En d'autres termes, l'élargissement du périmètre d'intervention de la BERD n'entraîne pas l'acceptation automatique des pays concernés comme pays d'opération : toute candidature restera soumise à une approbation spécifique par le Conseil des gouverneurs, sur la base d'un examen détaillé du Conseil d'administration visant à vérifier que ces pays respectent et s'engagent à mettre en pratique « les principes de la démocratie pluraliste, du pluralisme et de l'économie de marché » selon les termes de ce même article 1 er .

Il convient également de préciser que l'article 8 de l'Accord insiste sur le fait que les États bénéficiaires doivent procéder « à une transition résolue vers l'économie de marché », participer « à la promotion de l'initiative privée et de l'esprit d'entreprise et appliquer, grâce à des mesures concrètes ou autres moyens les principes énoncés à l'article 1 er » 9 ( * ) . Autant d'éléments que le Conseil d'administration examine pour éventuellement suspendre ou modifier l'accès aux ressources de la banque d'un État qui « mettrait en oeuvre une politique incompatible avec l'article 1 er ».

Selon le rapport annuel de la BERD, dans les pays où l'application des principes de l'article 1 er est préoccupante, la Banque a adopté une « approche stratégique graduée » qui lui permet « d'ajuster sa portée opérationnelle de manière mesurée et progressive en fonction de la situation économique et politique. Par exemple, en Biélorussie et au Turkménistan, la Banque surveille un ensemble de paramètres économiques et politiques et s'implique activement dans un dialogue de haut niveau avec les autorités pour promouvoir les réformes démocratiques et l'économie de marché » 10 ( * ) . Des mesures de limitation des engagements peuvent être décidées, notamment lorsqu'il s'agit de soutenir des projets gouvernementaux ou d'entreprises liés au pouvoir en place, comme cela a été décidé à l'encontre de l'Ouzbékistan à une date récente 11 ( * ) . Aucun pays n'a, à ce jour, été suspendu par la Banque au motif qu'il ne respectait pas l'article 1 er . L'interruption de tout engagement est une mesure extrême et non nécessairement pertinente, car le soutien à des entreprises privées, créatrices de services à la population et d'emploi, peut aussi être un moyen de diminuer la dépendance à l'égard de l'économie contrôlée par l'État défaillant et de préserver une part d'autonomie de la société civile.
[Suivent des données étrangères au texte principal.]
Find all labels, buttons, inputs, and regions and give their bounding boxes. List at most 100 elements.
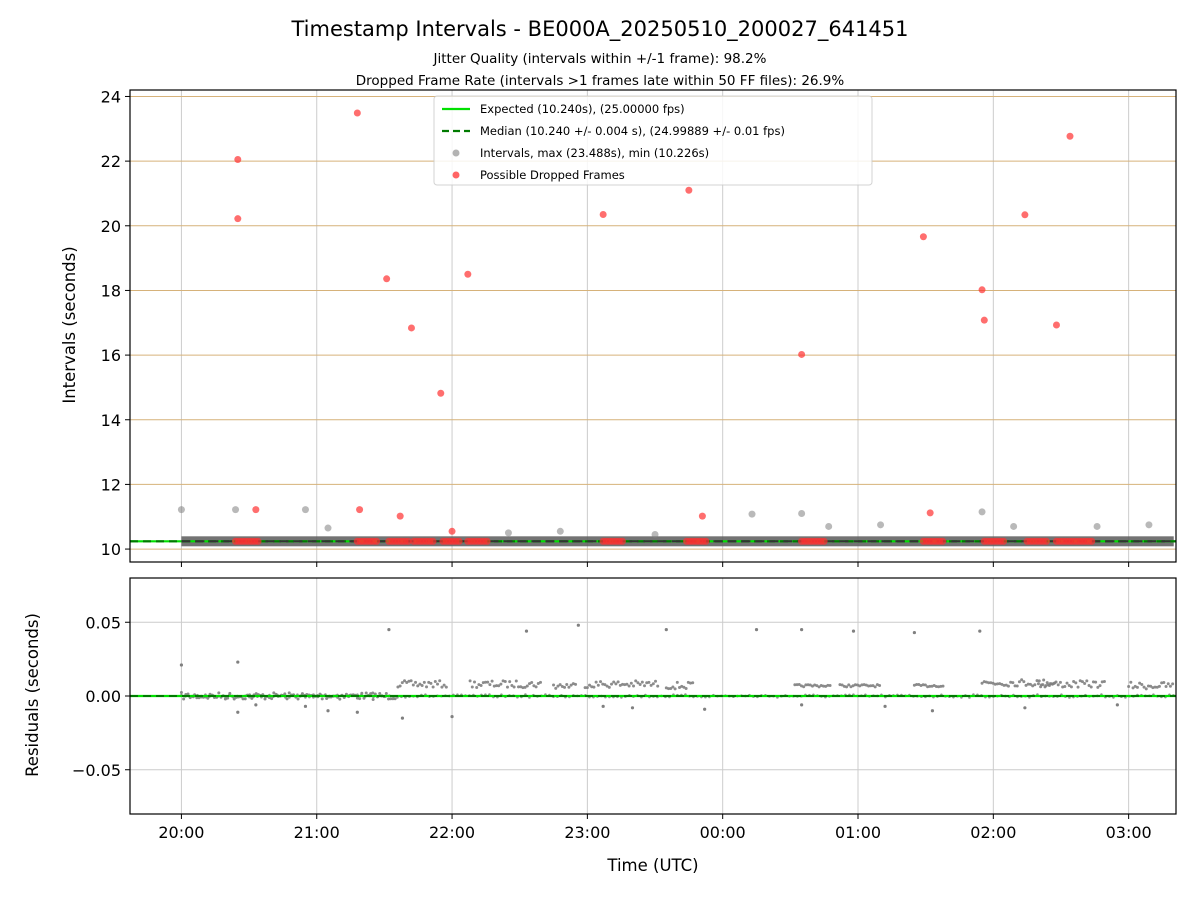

Ainsi que le souligne l'exposé des motifs du projet de loi, l'amendement proposé précise ainsi dans le corps de l'article les modalités de cette approbation, reprenant les principes appliqués par le passé sans base juridique.

S'agissant d'un amendement portant sur l'objet et les missions de la banque, l'unanimité des membres est requise pour son entrée en vigueur, aux termes de l'article 56 de l'Accord.


* 8 L'Union pour la Méditerranée participe au volet politique du Partenariat de Deauville au même titre que l'Organisation de Coopération et de Développement Économique (OCDE), l'Organisation Internationale de la Francophonie (OIF) et le Programme des Nations-Unies pour le Développement (PNUD).

* 9 Tous les trois ans, la BERD redéfinit sa stratégie d'intervention dans les pays d'opération.

* 10 Rapport annuel 2010 de la BERD p.59

* 11 Si le montant des engagements cumulés de 1991 à 2010 en direction de l'Ouzbékistan s'élève à 743 millions d'euros, soit une moyenne annuelle de l'ordre de 37 millions, on notera leur baisse sensible en 2009 (16 millions) et plus encore en 2010 (4 millions).